If your business needs working capital and has outstanding invoices, you may be considering accounts receivable financing. Factoring is a common way of obtaining money when cash flow is tight. Here are four benefits of accounts receivable financing.
- Quicker than Traditional Loans. Accounts receivable financing doesn’t take as long as getting a bank loan. You can often get a decision in as little as a week. This lets you get cash into your accounts quickly.
- Your Business Has Less Risk. When you factor invoices, the invoices are the collateral. You don’t give up equity. And you aren’t leveraging any of your other assets. You don’t have to worry about high-interest rates. There’s no loan payment, which means your business can better project the future.

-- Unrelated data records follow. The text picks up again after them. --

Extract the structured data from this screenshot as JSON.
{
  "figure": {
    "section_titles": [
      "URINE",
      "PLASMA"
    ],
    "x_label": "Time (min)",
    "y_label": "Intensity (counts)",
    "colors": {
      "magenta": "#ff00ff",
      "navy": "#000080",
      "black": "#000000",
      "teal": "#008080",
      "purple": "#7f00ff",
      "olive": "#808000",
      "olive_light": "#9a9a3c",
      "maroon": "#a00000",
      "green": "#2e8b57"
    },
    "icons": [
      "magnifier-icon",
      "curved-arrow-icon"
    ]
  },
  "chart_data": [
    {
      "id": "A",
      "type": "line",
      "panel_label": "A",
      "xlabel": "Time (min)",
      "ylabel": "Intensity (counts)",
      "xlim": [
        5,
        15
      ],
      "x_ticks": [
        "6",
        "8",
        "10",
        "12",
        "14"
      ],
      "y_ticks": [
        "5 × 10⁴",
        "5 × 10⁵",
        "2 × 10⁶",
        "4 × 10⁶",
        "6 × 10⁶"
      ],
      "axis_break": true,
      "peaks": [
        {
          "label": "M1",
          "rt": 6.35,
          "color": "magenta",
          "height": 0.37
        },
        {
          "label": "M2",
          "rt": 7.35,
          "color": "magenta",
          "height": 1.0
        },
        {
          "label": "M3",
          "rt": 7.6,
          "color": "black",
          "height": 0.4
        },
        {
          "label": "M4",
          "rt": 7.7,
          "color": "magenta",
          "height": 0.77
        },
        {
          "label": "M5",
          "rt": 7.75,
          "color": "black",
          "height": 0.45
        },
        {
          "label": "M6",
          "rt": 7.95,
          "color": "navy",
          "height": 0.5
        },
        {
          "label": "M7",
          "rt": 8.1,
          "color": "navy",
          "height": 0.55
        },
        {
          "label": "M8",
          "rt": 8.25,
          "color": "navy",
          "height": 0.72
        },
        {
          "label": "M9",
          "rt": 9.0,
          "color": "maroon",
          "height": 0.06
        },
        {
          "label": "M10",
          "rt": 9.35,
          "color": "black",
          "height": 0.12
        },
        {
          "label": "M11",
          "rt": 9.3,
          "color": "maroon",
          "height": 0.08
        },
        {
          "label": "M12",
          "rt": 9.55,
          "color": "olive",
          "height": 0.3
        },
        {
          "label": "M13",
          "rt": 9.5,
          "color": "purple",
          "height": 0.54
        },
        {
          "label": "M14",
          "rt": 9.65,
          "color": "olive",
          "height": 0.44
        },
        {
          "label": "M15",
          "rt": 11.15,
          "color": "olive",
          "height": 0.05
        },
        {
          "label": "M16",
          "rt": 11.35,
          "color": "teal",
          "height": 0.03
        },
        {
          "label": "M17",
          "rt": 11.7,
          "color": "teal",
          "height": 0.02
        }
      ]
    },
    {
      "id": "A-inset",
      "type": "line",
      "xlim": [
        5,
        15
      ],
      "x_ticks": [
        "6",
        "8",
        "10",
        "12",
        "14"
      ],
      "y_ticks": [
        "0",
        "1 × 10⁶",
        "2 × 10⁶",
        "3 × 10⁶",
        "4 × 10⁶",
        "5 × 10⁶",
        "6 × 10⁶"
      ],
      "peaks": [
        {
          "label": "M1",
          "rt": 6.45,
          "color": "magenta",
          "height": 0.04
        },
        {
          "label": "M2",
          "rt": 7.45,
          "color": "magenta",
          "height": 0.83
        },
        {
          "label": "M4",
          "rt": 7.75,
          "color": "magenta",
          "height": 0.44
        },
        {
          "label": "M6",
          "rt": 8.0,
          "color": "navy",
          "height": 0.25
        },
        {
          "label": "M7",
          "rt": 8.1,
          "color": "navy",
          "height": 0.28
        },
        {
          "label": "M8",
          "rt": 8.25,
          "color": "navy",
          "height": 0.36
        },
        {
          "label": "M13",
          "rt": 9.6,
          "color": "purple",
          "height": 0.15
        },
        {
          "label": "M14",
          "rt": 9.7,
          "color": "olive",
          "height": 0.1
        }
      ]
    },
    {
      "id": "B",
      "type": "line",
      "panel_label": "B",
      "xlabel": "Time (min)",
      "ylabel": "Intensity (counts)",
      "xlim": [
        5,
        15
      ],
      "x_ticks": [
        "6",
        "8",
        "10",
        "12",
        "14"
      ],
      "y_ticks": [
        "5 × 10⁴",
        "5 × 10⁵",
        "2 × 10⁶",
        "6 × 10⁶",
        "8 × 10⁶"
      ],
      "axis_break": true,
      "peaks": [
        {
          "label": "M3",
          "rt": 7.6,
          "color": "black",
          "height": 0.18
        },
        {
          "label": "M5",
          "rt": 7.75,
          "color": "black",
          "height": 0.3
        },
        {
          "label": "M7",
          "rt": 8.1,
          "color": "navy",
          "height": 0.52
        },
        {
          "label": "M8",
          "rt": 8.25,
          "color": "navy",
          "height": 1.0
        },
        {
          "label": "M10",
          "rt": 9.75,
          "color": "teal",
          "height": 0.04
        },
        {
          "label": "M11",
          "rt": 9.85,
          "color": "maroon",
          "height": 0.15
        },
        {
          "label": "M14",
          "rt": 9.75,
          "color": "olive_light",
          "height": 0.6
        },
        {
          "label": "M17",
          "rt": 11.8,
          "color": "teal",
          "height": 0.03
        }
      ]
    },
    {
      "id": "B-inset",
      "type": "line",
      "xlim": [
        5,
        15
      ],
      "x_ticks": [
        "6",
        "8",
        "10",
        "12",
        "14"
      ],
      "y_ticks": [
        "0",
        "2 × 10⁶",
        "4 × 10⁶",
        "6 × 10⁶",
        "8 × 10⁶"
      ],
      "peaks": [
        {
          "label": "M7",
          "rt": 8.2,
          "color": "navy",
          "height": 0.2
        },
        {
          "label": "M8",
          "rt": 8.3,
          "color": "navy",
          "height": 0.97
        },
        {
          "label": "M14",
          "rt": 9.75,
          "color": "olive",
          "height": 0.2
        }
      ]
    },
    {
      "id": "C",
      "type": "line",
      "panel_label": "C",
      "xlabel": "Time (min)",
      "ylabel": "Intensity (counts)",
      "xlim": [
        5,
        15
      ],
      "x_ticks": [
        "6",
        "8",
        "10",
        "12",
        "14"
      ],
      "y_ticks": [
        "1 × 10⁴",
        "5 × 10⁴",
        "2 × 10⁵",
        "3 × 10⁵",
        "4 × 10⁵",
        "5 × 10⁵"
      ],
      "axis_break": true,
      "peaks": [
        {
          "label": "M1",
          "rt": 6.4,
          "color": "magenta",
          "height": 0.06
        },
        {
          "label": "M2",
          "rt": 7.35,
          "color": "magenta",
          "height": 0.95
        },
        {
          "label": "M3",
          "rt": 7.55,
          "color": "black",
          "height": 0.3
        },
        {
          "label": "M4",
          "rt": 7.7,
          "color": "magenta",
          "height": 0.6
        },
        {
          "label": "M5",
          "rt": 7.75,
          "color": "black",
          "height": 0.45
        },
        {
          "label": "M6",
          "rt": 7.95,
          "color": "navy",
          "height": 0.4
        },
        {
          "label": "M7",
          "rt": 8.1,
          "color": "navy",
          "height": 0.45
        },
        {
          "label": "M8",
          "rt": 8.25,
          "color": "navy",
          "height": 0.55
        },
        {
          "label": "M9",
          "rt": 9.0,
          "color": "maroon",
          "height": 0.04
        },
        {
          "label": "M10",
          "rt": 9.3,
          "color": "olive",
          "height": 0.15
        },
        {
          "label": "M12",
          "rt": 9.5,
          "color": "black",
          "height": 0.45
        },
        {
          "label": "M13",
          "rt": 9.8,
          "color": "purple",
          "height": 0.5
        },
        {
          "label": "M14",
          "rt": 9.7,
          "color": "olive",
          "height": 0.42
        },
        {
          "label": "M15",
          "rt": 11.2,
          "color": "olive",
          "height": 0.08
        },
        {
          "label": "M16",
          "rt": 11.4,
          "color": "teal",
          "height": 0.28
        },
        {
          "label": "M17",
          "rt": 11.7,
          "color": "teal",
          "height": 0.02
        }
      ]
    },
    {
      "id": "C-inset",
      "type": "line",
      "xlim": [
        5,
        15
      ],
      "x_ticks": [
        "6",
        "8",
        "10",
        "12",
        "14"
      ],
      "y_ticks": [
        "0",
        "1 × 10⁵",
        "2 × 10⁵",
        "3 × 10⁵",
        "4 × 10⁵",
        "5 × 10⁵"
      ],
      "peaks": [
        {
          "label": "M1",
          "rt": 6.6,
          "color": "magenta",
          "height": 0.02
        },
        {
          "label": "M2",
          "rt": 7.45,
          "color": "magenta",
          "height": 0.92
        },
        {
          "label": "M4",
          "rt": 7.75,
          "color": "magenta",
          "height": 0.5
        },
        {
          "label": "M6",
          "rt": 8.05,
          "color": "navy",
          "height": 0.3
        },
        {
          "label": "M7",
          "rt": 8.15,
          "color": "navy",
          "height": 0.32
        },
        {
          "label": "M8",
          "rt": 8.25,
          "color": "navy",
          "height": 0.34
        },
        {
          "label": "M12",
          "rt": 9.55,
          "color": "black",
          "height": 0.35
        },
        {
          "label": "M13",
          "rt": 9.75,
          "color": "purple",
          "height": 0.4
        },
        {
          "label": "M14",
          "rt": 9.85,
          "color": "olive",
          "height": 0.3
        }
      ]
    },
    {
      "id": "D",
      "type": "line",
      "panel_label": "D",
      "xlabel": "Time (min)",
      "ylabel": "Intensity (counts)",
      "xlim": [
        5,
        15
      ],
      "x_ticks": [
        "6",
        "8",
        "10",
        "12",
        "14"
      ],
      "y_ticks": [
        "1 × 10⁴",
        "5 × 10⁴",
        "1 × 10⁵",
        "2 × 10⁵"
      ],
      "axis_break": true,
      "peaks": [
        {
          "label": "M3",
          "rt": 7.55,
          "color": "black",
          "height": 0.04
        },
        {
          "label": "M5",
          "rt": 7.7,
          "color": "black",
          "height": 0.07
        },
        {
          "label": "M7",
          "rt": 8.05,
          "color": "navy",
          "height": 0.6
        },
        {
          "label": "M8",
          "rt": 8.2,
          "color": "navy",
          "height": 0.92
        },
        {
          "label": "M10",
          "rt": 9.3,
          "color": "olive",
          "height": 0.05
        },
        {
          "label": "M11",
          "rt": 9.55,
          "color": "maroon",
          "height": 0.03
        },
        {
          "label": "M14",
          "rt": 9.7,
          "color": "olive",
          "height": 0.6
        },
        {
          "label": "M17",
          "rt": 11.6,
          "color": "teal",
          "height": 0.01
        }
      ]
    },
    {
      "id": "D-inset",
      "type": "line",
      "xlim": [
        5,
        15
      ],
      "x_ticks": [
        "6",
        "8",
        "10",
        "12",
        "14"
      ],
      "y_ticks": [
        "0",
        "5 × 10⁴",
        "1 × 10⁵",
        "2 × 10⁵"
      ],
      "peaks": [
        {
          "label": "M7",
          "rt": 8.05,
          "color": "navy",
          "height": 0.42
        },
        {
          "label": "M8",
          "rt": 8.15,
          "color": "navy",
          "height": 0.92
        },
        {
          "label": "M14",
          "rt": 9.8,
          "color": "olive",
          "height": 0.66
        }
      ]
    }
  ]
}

- Based on the Customer’s Credit. Lenders look at your customer’s credit history rather than your personal or business credit. If you are a new business without strong credit, this can benefit you by getting your short term financing. Plus, your lender takes over some of the accounting details, leaving your team to focus on your business.
- Your Business Avoids Debt. With accounts receivable financing, your business doesn’t take on more debt. You’re selling an asset rather than taking out a loan. When the customer pays the invoice, the transaction is complete. It can help you keep from overextending yourself and getting a too-high debt-to-income ratio, which can be damaging to your long-term business goals.
What Are the Pitfalls With Accounts Receivable Financing?
Your business should work with a reputable lender that is transparent with you concerning fees. Don’t just sign a contract without reading the fine print. Accounts receivable financing is a little more expensive than a traditional loan, but sometimes, the benefits can outweigh the downside.